Soft Locking is a new feature implemented in the vault to prevent a node constructing transactions that attempt to use the same input(s) simultaneously. Such transactions would result in naturally wasted effort when the notary rejects them as double spend attempts. Soft locks are automatically applied to coin selection (eg. cash spending) to ensure that no two transactions attempt to spend the same fungible states.

The basic Amount API has been upgraded to have support for advanced financial use cases and to better integrate with currency reference data.

We have added optional out-of-process transaction verification. Any number of external verifier processes may be attached to the node which can handle loadbalanced verification requests.

We have also delivered the long waited Kotlin 1.1 upgrade in M10! The new features in Kotlin allow us to write even more clean and easy to manage code, which greatly increases our productivity.

This release contains a large number of improvements, new features, library upgrades and bug fixes. For a full list of changes please see changelog.

Milestone 9

This release focuses on improvements to resiliency of the core infrastructure, with highlights including a Byzantine fault tolerant (BFT) decentralised notary, based on the BFT-SMaRT protocol and isolating the web server from the Corda node.

With thanks to open source contributor Thomas Schroeter for providing the BFT notary prototype, Corda can now resist malicious attacks by members of a distributed notary service. If your notary service cluster has seven members, two can become hacked or malicious simultaneously and the system continues unaffected! This work is still in development stage, and more features are coming in the next snapshot!

The web server has been split out of the Corda node as part of our ongoing hardening of the node. We now provide a Jetty servlet container pre-configured to contact a Corda node as a backend service out of the box, which means individual webapps can have their REST APIs configured for the specific security environment of that app without affecting the others, and without exposing the sensitive core of the node to malicious Javascript.

We have launched a global training programme, with two days of classes from the R3 team being hosted in London, New York and Singapore. R3 members get 5 free places and seats are going fast, so sign up today.

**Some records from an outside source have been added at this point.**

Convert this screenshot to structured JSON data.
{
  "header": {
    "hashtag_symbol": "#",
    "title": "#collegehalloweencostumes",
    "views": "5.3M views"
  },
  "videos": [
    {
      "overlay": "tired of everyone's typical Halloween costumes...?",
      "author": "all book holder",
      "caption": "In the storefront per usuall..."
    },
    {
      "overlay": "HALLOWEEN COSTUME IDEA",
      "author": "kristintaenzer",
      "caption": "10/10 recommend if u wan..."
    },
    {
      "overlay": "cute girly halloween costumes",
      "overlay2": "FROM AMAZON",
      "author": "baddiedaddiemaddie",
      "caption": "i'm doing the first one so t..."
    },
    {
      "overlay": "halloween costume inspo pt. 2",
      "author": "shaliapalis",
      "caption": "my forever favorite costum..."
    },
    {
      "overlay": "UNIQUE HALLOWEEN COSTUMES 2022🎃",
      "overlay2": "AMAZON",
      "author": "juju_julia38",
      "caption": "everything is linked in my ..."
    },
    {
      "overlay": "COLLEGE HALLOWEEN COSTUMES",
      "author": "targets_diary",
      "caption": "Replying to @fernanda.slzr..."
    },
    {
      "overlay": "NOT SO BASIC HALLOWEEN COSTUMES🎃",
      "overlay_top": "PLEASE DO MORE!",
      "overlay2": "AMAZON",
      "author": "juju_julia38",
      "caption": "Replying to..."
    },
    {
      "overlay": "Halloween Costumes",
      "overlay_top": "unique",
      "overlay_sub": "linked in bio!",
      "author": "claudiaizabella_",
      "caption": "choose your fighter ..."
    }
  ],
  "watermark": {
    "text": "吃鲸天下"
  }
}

We've started on support for confidential identities, based on the key randomisation techniques pioneered by the Bitcoin and Ethereum communities. Identities may be either anonymous when a transaction is a part of a chain of custody, or fully legally verified when a transaction is with a counterparty. Type safety is used to ensure the verification level of a party is always clear and avoid mistakes. Future work will add support for generating new identity keys and providing a certificate path to show ownership by the well known identity.

There are even more privacy improvements when a non-validating notary is used; the Merkle tree algorithm is used to hide parts of the transaction that a non-validating notary doesn't need to see, whilst still allowing the decentralised notary service to sign the entire transaction.

The serialisation API has been simplified and improved. Developers now only need to tag types that will be placed in smart contracts or sent between parties with a single annotation... and sometimes even that isn't necessary!

Better permissioning in the cash CorDapp, to allow node users to be granted different permissions depending on whether they manage the issuance, movement or ledger exit of cash tokens.

We've continued to improve error handling in flows, with information about errors being fed through to observing RPC clients.

There have also been dozens of bug fixes, performance improvements and usability tweaks. Upgrading is definitely worthwhile and will only take a few minutes for most apps.

For a full list of changes please see changelog.